Well there's also a third group: whatever percent of those who finished was willing to cheat. A school with a poor retention rate will reward the cheaters much more than it will reward either of the "tried, but wasn't capable" or "didn't know how to try, failed" camp. I think that's an under-discussed perverse incentive of the adversarial model.
I'm just saying "try to be the third school that can take the larger admissions class and get them to pass the hard tests that prove they learned ****." And I don't understand why anyone wouldn't want to strive for that... other than "it's hard and I can get easier prestige as an administrator more easily by just being selective instead." I'm not saying it's easy, I'm asking why we don't care more that we're not trying (at a society-level, not at a GT-only level).
Cause that's a societal-level incentive: There's prestige in passing the test. There's prestige in making the test hard. There's prestige in rejecting applicants. There's prestige in bringing in research dollars. There isn't prestige at being good at teaching. There isn't prestige in turning the unprepared high-schoolers into well-equipped adults. How do we fix that?

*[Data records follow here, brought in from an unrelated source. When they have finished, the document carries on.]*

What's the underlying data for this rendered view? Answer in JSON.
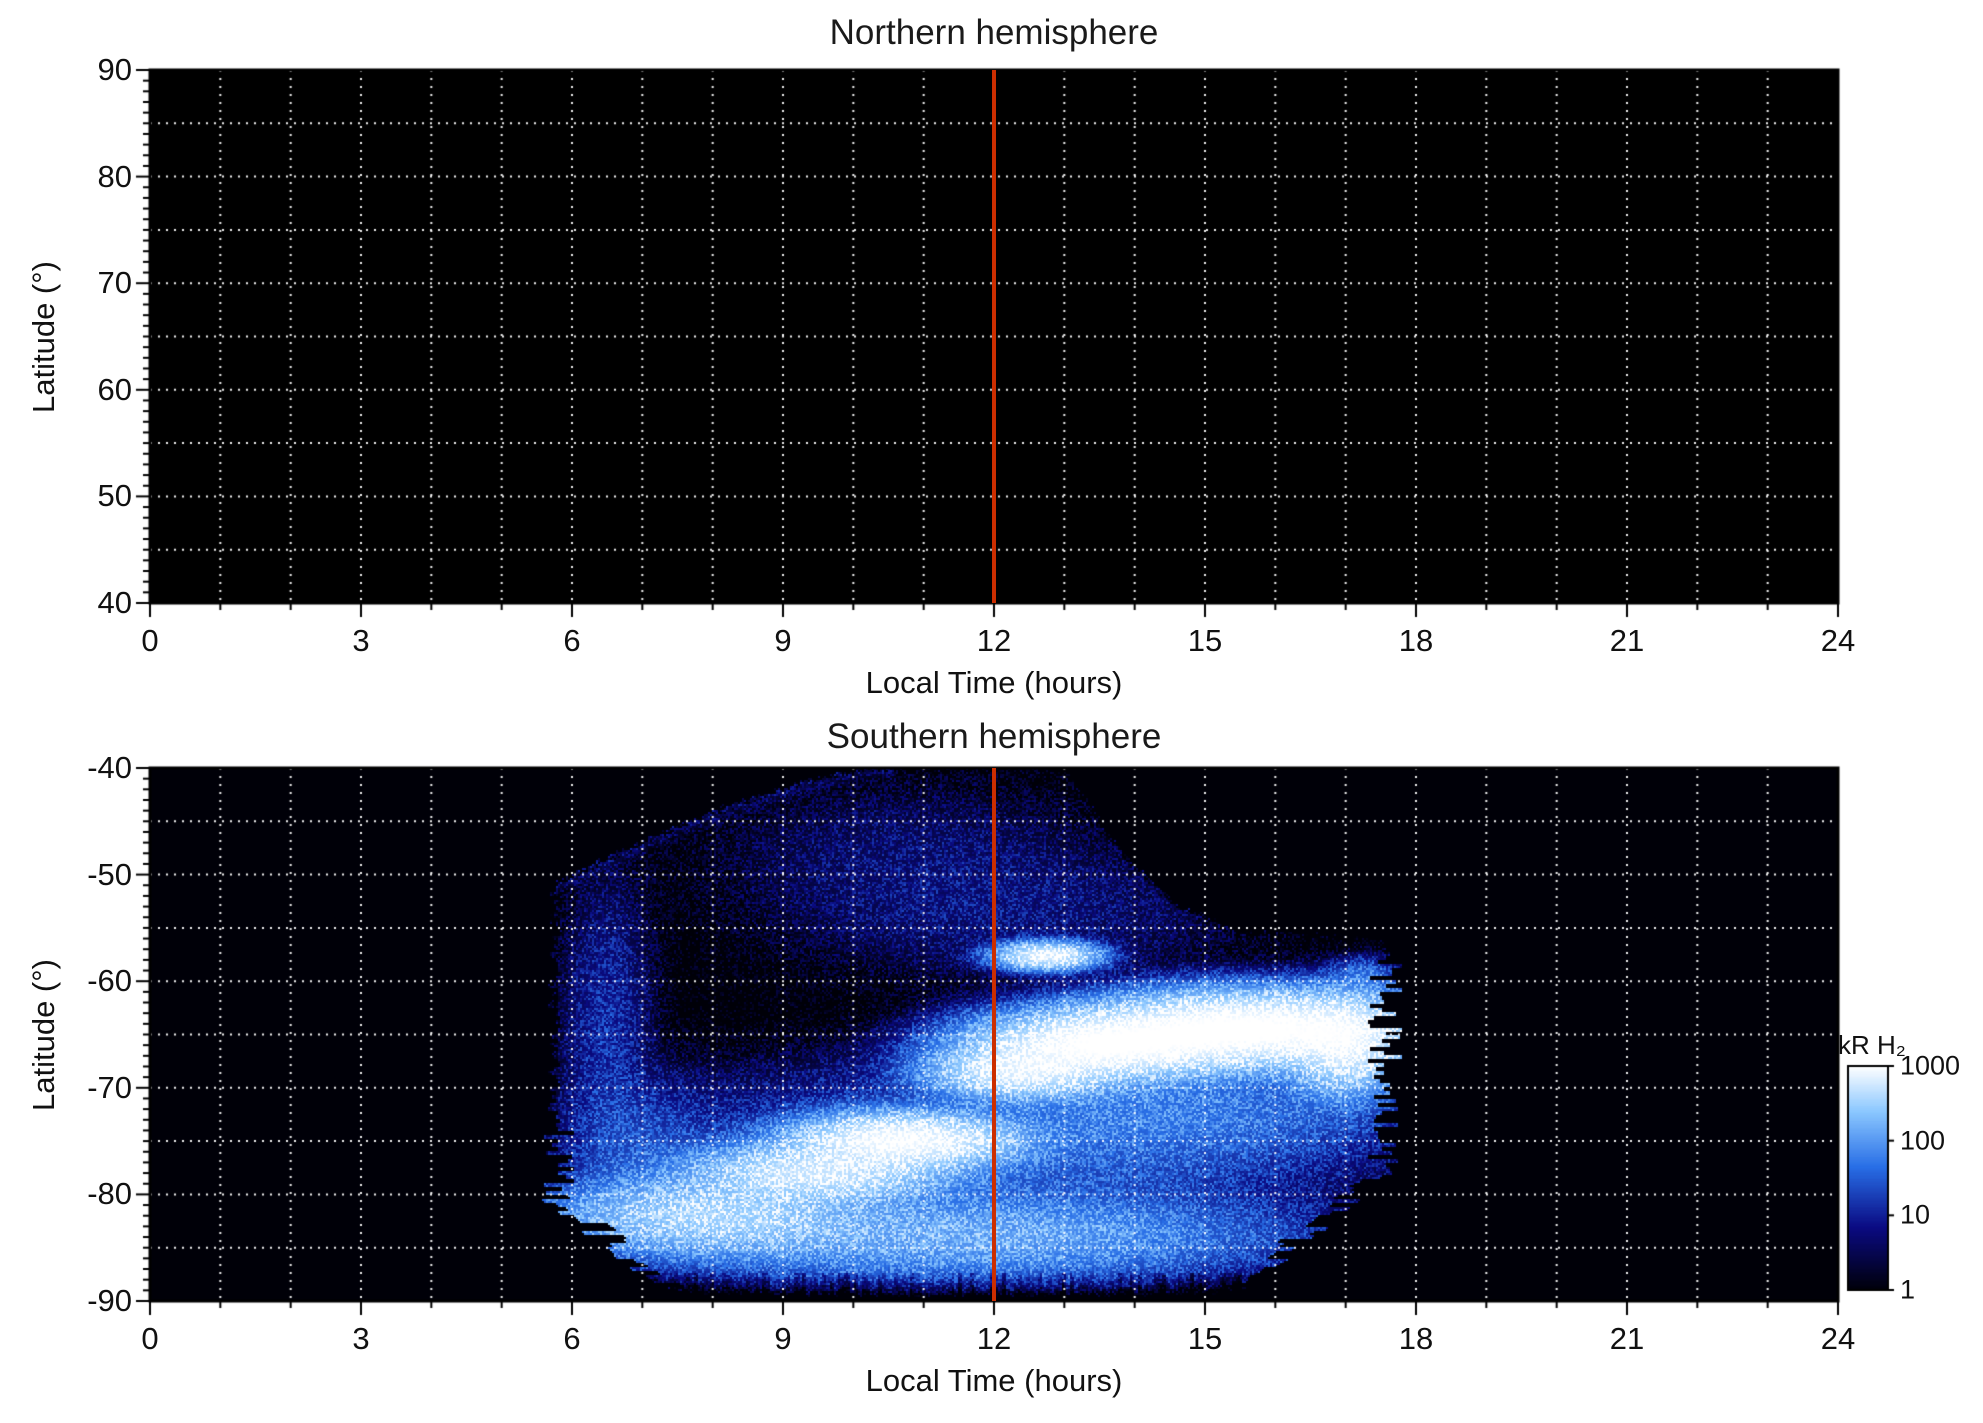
{
  "figure": {
    "background": "#ffffff",
    "panel_bg": "#000000",
    "grid_color": "#ffffff",
    "frame_color": "#000000",
    "marker_line_color": "#cc2e00",
    "text_color": "#111111"
  },
  "chart_data": [
    {
      "type": "heatmap",
      "title": "Northern hemisphere",
      "xlabel": "Local Time (hours)",
      "ylabel": "Latitude (°)",
      "xlim": [
        0,
        24
      ],
      "ylim": [
        40,
        90
      ],
      "xticks": [
        0,
        3,
        6,
        9,
        12,
        15,
        18,
        21,
        24
      ],
      "yticks": [
        40,
        50,
        60,
        70,
        80,
        90
      ],
      "x_minor_step": 1,
      "y_minor_step": 1,
      "grid": {
        "x_step": 1,
        "y_step": 5,
        "style": "dotted"
      },
      "marker_line": {
        "x": 12
      },
      "value_units": "kR H₂",
      "note": "No emission detected; entire panel at background level below 1 kR"
    },
    {
      "type": "heatmap",
      "title": "Southern hemisphere",
      "xlabel": "Local Time (hours)",
      "ylabel": "Latitude (°)",
      "xlim": [
        0,
        24
      ],
      "ylim": [
        -90,
        -40
      ],
      "xticks": [
        0,
        3,
        6,
        9,
        12,
        15,
        18,
        21,
        24
      ],
      "yticks": [
        -90,
        -80,
        -70,
        -60,
        -50,
        -40
      ],
      "x_minor_step": 1,
      "y_minor_step": 1,
      "grid": {
        "x_step": 1,
        "y_step": 5,
        "style": "dotted"
      },
      "marker_line": {
        "x": 12
      },
      "value_units": "kR H₂",
      "coverage": {
        "t_min": 5.75,
        "t_max": 17.55,
        "bottom": -90,
        "upper_boundary": [
          [
            5.75,
            -51
          ],
          [
            6.5,
            -48.5
          ],
          [
            7.5,
            -45.5
          ],
          [
            8.5,
            -43
          ],
          [
            9.5,
            -41
          ],
          [
            10.2,
            -40
          ],
          [
            13.0,
            -40
          ],
          [
            13.8,
            -48
          ],
          [
            14.6,
            -53
          ],
          [
            15.5,
            -55.5
          ],
          [
            17.55,
            -56
          ]
        ]
      },
      "features": [
        {
          "name": "dawn-band",
          "x": 6.5,
          "y": -65,
          "sx": 0.5,
          "sy": 11,
          "peak": 20
        },
        {
          "name": "dawn-haze",
          "x": 7.0,
          "y": -76,
          "sx": 0.9,
          "sy": 5,
          "peak": 35
        },
        {
          "name": "diffuse-core",
          "x": 12.0,
          "y": -76,
          "sx": 3.5,
          "sy": 6,
          "peak": 55
        },
        {
          "name": "dusk-haze",
          "x": 14.6,
          "y": -72,
          "sx": 2.4,
          "sy": 4,
          "peak": 90
        },
        {
          "name": "polar-haze",
          "x": 11.5,
          "y": -84,
          "sx": 3.2,
          "sy": 3,
          "peak": 250
        },
        {
          "name": "morning-arc-tail",
          "x": 8.0,
          "y": -82,
          "sx": 1.6,
          "sy": 2.6,
          "peak": 700
        },
        {
          "name": "morning-arc-mid",
          "x": 9.5,
          "y": -78,
          "sx": 1.3,
          "sy": 2.0,
          "peak": 1200
        },
        {
          "name": "morning-arc-head",
          "x": 10.7,
          "y": -75,
          "sx": 1.1,
          "sy": 1.8,
          "peak": 2200
        },
        {
          "name": "main-oval-west",
          "x": 12.4,
          "y": -68.5,
          "sx": 0.9,
          "sy": 1.8,
          "peak": 1500
        },
        {
          "name": "main-oval-center",
          "x": 13.6,
          "y": -66,
          "sx": 1.3,
          "sy": 2.2,
          "peak": 2600
        },
        {
          "name": "main-oval-east",
          "x": 15.6,
          "y": -64.5,
          "sx": 1.6,
          "sy": 2.4,
          "peak": 3000
        },
        {
          "name": "main-oval-edge",
          "x": 17.0,
          "y": -66,
          "sx": 0.6,
          "sy": 3.2,
          "peak": 1400
        },
        {
          "name": "detached-spot",
          "x": 12.75,
          "y": -57.6,
          "sx": 0.5,
          "sy": 0.9,
          "peak": 1600
        },
        {
          "name": "upper-speckle",
          "x": 10.8,
          "y": -48,
          "sx": 2.3,
          "sy": 5.5,
          "peak": 7
        },
        {
          "name": "mid-speckle",
          "x": 12.3,
          "y": -54,
          "sx": 2.6,
          "sy": 5,
          "peak": 9
        },
        {
          "name": "east-limb-spot",
          "x": 17.25,
          "y": -59.5,
          "sx": 0.35,
          "sy": 1.3,
          "peak": 70
        }
      ]
    }
  ],
  "colorbar": {
    "title": "kR H₂",
    "scale": "log",
    "range": [
      1,
      1000
    ],
    "tick_values": [
      1000,
      100,
      10,
      1
    ],
    "gradient_stops": [
      {
        "t": 0,
        "color": "#000008"
      },
      {
        "t": 0.28,
        "color": "#0a0a82"
      },
      {
        "t": 0.55,
        "color": "#286ee6"
      },
      {
        "t": 0.8,
        "color": "#8cc8ff"
      },
      {
        "t": 1,
        "color": "#ffffff"
      }
    ]
  }
}
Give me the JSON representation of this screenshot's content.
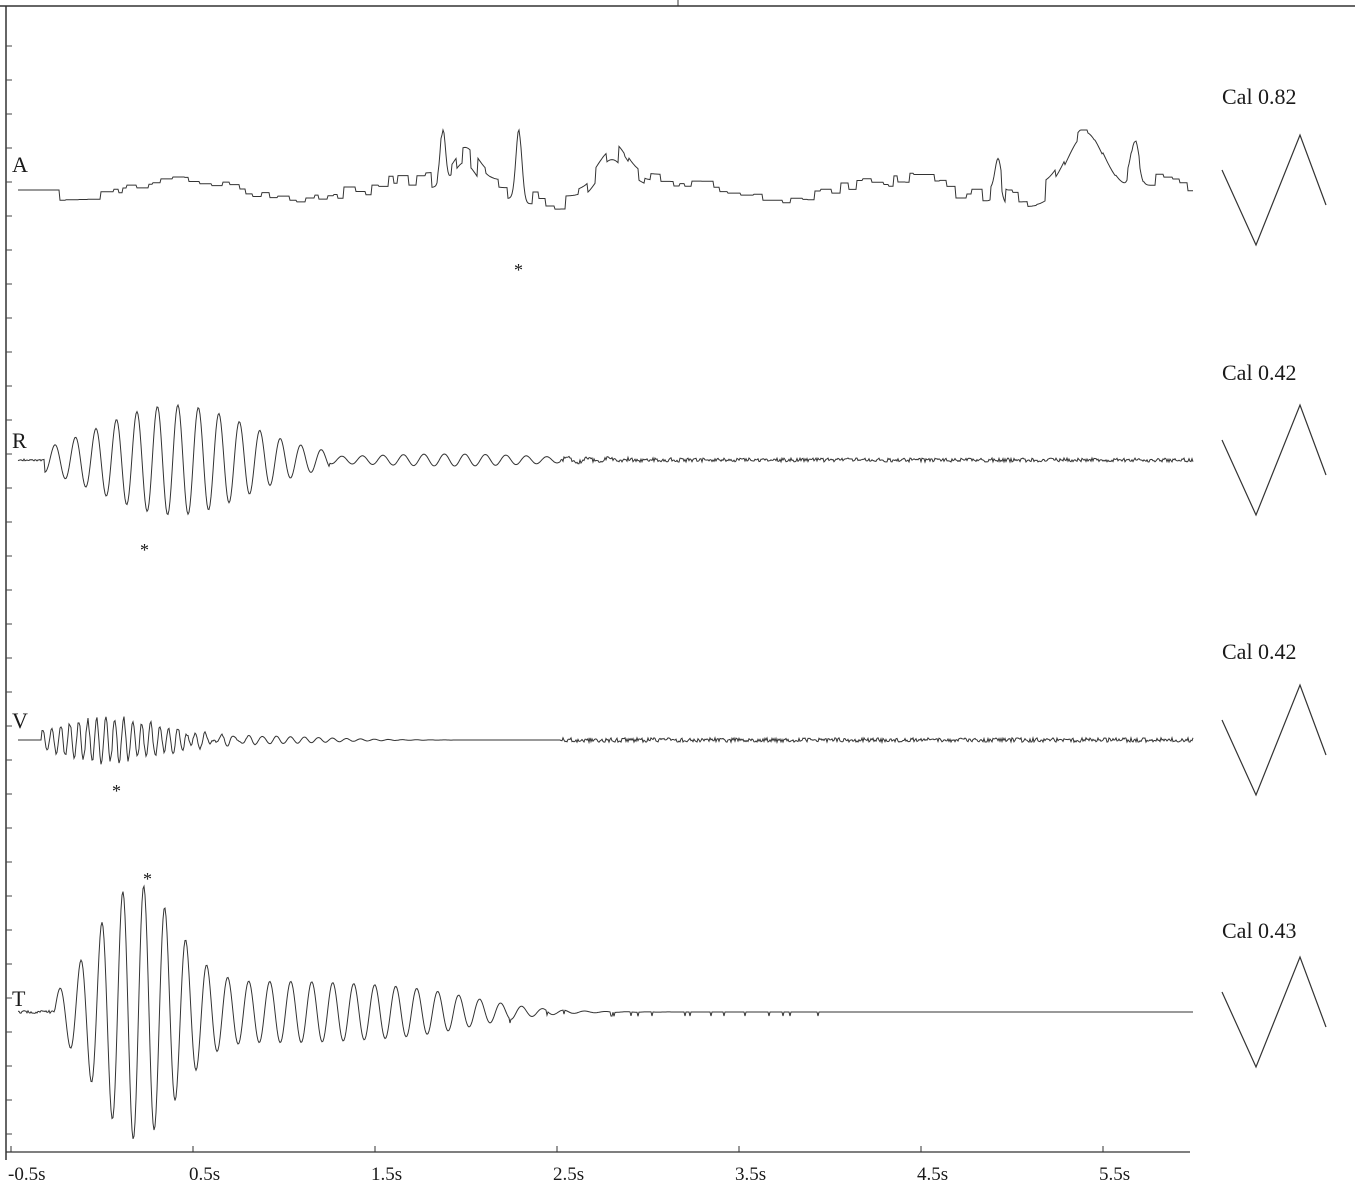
{
  "chart_data": {
    "type": "line",
    "x_axis": {
      "ticks": [
        "-0.5s",
        "0.5s",
        "1.5s",
        "2.5s",
        "3.5s",
        "4.5s",
        "5.5s"
      ],
      "range_s": [
        -0.5,
        6.0
      ]
    },
    "traces": [
      {
        "channel": "A",
        "calibration": "Cal 0.82",
        "marker": "*",
        "peak_time_s": 2.33,
        "signature": "stepped low-frequency wander, broad swings, sharp negative spike at peak"
      },
      {
        "channel": "R",
        "calibration": "Cal 0.42",
        "marker": "*",
        "peak_time_s": 0.2,
        "signature": "burst of large oscillation from -0.2s to 1.0s, then small ringing to 2.4s, then near-flat noise"
      },
      {
        "channel": "V",
        "calibration": "Cal 0.42",
        "marker": "*",
        "peak_time_s": 0.05,
        "signature": "small-amplitude burst to 0.3s, decaying ripple, then dense fine noise"
      },
      {
        "channel": "T",
        "calibration": "Cal 0.43",
        "marker": "*",
        "peak_time_s": 0.22,
        "signature": "very large burst peaking near 0.2s, decaying oscillation to 2.4s, flat afterward"
      }
    ]
  }
}
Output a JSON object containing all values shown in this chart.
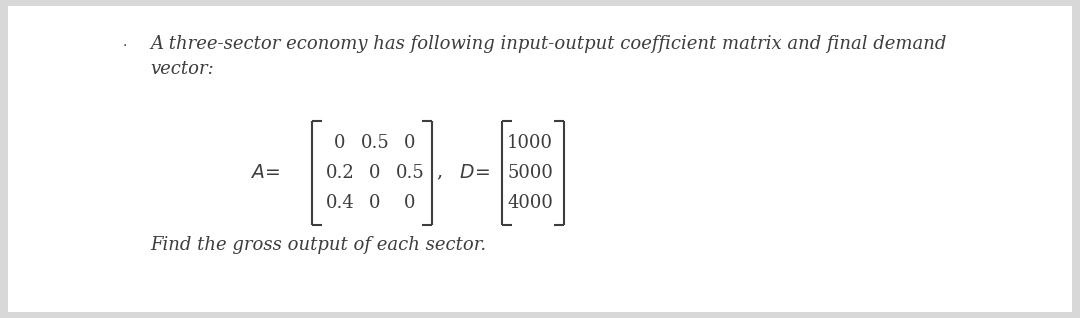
{
  "bg_color": "#d8d8d8",
  "content_bg": "#ffffff",
  "title_line1": "A three-sector economy has following input-output coefficient matrix and final demand",
  "title_line2": "vector:",
  "matrix_A_rows": [
    [
      "0",
      "0.5",
      "0"
    ],
    [
      "0.2",
      "0",
      "0.5"
    ],
    [
      "0.4",
      "0",
      "0"
    ]
  ],
  "vector_D": [
    "1000",
    "5000",
    "4000"
  ],
  "footer": "Find the gross output of each sector.",
  "font_color": "#3d3d3d",
  "font_size": 13.0
}
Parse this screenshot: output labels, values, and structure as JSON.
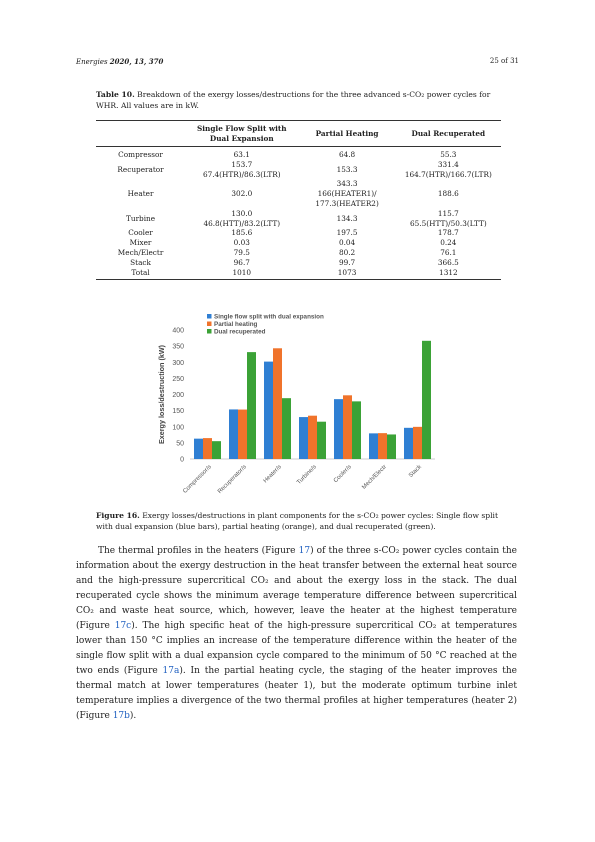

Like, all the talk of "I wouldn't get in these days" strikes me as extremely weird: so today's version of you would have fewer opportunities than you did? That seems like a bad thing. (Though I'm not sure I actually
believe it because today's high school students of the sort who would apply in the first place have been
far more helicoptered and coached than 20, 30, 40+ years ago, and so IMO things like test scores and GPAs have become something of a zero-sum race-to-the-top. But I think that's a kinda sad and bad thing too... roboticism over creativity and balance.)